Etapa 2 -La bestia-
Aquella criatura se acercó a mí. Olfateó mi rostro con su hocico azabache mientras hilos de saliva se deslizaban por sus fauces abiertas. Estaba aterrorizado, los caninos inferiores de aquel monstruo estaban a escasos centímetros de mi cuello y sólo le bastaba un movimiento para acabar con mi vida. No valía la pena y la bestia parecía no tener conciencia de ello. Cuando se dio cuenta ya era muy tarde, se rindió luego de desgarrar mi camisa con sus amarillentos dientes.
El animal retrocedió, dio un profundo y prolongado aullido y se internó entre los eucaliptos del monte. Me quedé en silencio, sentado sobre la tierra arada, tratando de recuperar la calma. Cuando el miedo se disipó, emprendí el largo camino de vuelta. El día siguiente sería bastante intenso, se acercaba la época de vacunar el ganado y tenía que encontrar el caballo que había escapado.
Ensillé la yegua y salí a recorrer los alrededores del monte en busca del pintado. En el extremo norte, junto a las acacias, encontré al desafortunado caballo. Gran parte de su pescuezo había sido devorado, dejando un enorme charco de sangre sobre las hojas ocres que formaban un colchón natural.

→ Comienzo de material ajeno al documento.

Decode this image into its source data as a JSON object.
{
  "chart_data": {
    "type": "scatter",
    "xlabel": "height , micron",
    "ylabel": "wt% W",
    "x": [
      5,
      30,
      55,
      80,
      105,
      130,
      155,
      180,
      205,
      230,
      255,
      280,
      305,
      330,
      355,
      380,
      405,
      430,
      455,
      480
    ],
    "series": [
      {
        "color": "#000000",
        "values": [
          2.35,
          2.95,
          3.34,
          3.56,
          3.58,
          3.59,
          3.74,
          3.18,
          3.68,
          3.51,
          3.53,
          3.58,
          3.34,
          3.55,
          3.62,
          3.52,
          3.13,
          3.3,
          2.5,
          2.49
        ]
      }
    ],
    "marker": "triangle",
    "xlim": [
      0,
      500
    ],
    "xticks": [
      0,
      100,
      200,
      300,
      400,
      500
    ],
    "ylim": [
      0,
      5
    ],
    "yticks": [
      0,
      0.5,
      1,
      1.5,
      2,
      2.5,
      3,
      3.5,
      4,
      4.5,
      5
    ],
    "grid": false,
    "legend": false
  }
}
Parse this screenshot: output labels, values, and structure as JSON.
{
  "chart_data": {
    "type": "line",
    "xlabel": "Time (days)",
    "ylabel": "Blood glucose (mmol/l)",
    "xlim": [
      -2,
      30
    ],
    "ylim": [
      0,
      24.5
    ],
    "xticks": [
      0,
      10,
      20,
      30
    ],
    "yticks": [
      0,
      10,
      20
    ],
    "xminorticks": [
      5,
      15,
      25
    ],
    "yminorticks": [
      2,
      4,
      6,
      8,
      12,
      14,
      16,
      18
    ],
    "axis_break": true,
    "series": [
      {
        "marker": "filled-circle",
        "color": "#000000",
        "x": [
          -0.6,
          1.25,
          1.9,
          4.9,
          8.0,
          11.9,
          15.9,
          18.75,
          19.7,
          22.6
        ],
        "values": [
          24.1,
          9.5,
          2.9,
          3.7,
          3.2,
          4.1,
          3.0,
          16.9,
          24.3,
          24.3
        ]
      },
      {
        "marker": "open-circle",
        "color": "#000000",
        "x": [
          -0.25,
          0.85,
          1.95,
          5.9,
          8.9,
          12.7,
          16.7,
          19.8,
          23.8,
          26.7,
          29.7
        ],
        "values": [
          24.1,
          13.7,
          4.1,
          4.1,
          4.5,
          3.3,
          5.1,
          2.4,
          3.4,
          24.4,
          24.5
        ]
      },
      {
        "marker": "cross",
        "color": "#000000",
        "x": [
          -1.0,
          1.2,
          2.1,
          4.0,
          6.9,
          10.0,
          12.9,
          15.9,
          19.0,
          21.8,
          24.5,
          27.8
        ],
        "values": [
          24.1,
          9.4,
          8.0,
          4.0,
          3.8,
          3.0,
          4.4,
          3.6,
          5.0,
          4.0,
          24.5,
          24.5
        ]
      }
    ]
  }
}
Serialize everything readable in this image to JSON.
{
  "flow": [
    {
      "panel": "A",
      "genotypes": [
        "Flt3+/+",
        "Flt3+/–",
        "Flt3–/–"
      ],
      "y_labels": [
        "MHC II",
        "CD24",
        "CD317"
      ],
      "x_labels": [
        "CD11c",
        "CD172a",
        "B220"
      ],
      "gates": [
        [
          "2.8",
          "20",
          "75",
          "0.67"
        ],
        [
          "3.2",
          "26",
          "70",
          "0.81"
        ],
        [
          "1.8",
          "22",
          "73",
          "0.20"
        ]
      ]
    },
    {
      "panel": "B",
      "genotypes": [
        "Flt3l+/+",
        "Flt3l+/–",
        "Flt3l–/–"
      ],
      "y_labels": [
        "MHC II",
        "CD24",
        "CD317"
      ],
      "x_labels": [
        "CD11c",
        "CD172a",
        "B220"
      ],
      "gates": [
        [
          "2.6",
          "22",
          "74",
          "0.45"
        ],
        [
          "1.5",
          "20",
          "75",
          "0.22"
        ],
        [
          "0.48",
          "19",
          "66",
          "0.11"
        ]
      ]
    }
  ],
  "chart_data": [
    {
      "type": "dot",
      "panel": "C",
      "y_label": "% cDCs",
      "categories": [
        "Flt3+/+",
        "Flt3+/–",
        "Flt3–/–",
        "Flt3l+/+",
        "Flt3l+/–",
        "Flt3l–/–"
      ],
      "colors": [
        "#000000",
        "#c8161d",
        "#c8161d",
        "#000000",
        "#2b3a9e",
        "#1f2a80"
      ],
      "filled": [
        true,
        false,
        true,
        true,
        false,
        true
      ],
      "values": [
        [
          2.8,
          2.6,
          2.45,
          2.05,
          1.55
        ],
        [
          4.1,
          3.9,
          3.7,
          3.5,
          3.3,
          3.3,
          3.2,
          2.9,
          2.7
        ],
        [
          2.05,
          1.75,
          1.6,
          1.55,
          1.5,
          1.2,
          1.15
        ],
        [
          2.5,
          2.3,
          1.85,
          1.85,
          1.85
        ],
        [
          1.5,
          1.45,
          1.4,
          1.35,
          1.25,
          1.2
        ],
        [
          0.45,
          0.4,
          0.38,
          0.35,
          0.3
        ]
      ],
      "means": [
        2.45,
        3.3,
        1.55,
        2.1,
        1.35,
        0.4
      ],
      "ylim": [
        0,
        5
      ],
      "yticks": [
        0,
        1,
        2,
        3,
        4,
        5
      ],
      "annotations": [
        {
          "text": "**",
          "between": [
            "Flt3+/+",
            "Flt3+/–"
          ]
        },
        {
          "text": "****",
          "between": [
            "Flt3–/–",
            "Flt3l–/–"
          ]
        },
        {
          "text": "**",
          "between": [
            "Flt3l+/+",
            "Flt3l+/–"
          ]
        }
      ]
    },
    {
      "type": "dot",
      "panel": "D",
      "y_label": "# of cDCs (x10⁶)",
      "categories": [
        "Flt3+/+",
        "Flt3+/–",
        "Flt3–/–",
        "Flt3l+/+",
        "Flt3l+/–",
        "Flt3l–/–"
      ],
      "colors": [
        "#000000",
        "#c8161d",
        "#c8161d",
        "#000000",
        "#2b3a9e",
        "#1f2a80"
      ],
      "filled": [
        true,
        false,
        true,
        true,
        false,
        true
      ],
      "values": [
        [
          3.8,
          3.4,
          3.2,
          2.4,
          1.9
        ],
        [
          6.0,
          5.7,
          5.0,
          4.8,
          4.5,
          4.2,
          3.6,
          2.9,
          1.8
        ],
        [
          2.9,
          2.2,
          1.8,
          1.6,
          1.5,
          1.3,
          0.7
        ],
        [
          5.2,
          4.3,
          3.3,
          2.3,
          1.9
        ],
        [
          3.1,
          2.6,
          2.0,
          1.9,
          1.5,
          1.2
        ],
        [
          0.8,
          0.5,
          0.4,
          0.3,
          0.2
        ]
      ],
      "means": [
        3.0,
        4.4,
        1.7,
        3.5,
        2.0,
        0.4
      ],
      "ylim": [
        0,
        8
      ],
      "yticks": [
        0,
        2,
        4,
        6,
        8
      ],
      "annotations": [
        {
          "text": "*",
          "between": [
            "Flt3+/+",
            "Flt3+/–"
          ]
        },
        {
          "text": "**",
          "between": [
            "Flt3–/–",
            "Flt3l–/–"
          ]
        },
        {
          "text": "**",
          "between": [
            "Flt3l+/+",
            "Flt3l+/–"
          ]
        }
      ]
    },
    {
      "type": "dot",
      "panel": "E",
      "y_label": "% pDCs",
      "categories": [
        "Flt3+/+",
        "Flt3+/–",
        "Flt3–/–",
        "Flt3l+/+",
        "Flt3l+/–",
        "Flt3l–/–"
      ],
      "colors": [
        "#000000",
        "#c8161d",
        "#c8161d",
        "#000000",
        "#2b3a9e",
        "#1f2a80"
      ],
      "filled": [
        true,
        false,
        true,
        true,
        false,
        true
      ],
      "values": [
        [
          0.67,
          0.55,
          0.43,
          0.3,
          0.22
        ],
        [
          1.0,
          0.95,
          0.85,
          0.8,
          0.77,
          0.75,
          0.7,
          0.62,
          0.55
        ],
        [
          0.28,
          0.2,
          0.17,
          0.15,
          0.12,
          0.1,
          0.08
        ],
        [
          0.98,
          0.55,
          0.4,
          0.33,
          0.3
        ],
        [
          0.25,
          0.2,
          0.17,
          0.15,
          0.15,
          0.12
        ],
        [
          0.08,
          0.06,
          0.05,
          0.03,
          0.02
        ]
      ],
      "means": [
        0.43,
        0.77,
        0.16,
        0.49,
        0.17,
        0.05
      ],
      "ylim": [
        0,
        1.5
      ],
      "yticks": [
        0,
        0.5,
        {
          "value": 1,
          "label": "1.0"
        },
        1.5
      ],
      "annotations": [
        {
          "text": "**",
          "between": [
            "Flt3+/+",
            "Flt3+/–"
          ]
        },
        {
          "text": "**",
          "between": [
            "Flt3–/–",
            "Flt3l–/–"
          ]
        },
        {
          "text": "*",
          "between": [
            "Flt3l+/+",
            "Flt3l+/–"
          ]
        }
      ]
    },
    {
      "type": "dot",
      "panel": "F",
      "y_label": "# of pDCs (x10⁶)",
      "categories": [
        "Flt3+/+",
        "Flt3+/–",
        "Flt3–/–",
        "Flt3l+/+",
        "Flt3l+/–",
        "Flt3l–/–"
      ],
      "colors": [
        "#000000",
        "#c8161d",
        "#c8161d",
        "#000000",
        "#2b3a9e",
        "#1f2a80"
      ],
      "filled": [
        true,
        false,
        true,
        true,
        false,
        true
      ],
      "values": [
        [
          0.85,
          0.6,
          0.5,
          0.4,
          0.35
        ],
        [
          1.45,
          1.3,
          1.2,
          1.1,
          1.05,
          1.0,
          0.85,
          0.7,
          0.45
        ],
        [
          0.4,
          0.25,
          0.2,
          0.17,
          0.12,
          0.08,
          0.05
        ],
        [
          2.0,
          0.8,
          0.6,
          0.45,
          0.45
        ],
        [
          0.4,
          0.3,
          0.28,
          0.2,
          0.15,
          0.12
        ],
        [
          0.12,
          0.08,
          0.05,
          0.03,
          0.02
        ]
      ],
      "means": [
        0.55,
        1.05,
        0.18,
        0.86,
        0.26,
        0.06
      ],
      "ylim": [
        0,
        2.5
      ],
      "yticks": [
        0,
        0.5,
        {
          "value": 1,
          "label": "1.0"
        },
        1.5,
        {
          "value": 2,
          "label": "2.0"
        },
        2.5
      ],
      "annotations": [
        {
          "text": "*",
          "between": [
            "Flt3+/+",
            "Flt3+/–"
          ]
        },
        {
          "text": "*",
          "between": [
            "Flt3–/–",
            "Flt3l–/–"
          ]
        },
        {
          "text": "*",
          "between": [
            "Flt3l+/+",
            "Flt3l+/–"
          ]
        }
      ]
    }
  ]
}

Aquella situación estaba fuera de control y aún faltaban dos noches para que cambie la luna. La sensación de inseguridad y terror recorría el casco como una niebla, internándose en los lugares más recónditos del alma humana. Nadie había sido herido por el lobizón, pero eso no nos brindaba seguridad alguna.
Tarde o temprano alguien intentaría cazarlo por el bien de la estancia y eso desencadenaría un baño de sangre. No sé si el resto de los empleados lo sabe, pero, según la leyenda, sólo se lo puede herir con un arma blanca. Sin duda la caza de aquella bestia suponía una empresa arriesgada, la mejor forma de acabar con ella era averiguando la identidad del aterrador animal.
Conocer a la persona detrás de los ataques del lobizón parecía casi imposible. En la estancia, eramos diez empleados, dos de los cuales tenían esposa e hijos. También cabía la posibilidad de que trabajara en un campo vecino, en La Urraca o en La Torcaza. Dos días no eran suficientes para desenmascarar al maldito.
Mientras tanto, debía volver a mis actividades regulares esperando no volver a encontrar más animales muertos.
Recorría una parcela situada al borde del alambrado que marcaba el final del campo cuando escuché un grito a mis espaldas.
—¡Hey, venga! —Era un empleado de la estancia que no conocía. Vivía en un puesto alejado, bastante bonito para la apariencia general del campo—. Mi hijo lo está esperando. Necesita hablar con usted.
Me apeé del caballo y me dirigí en silencio hacia aquella modesta casa blanqueada con cal.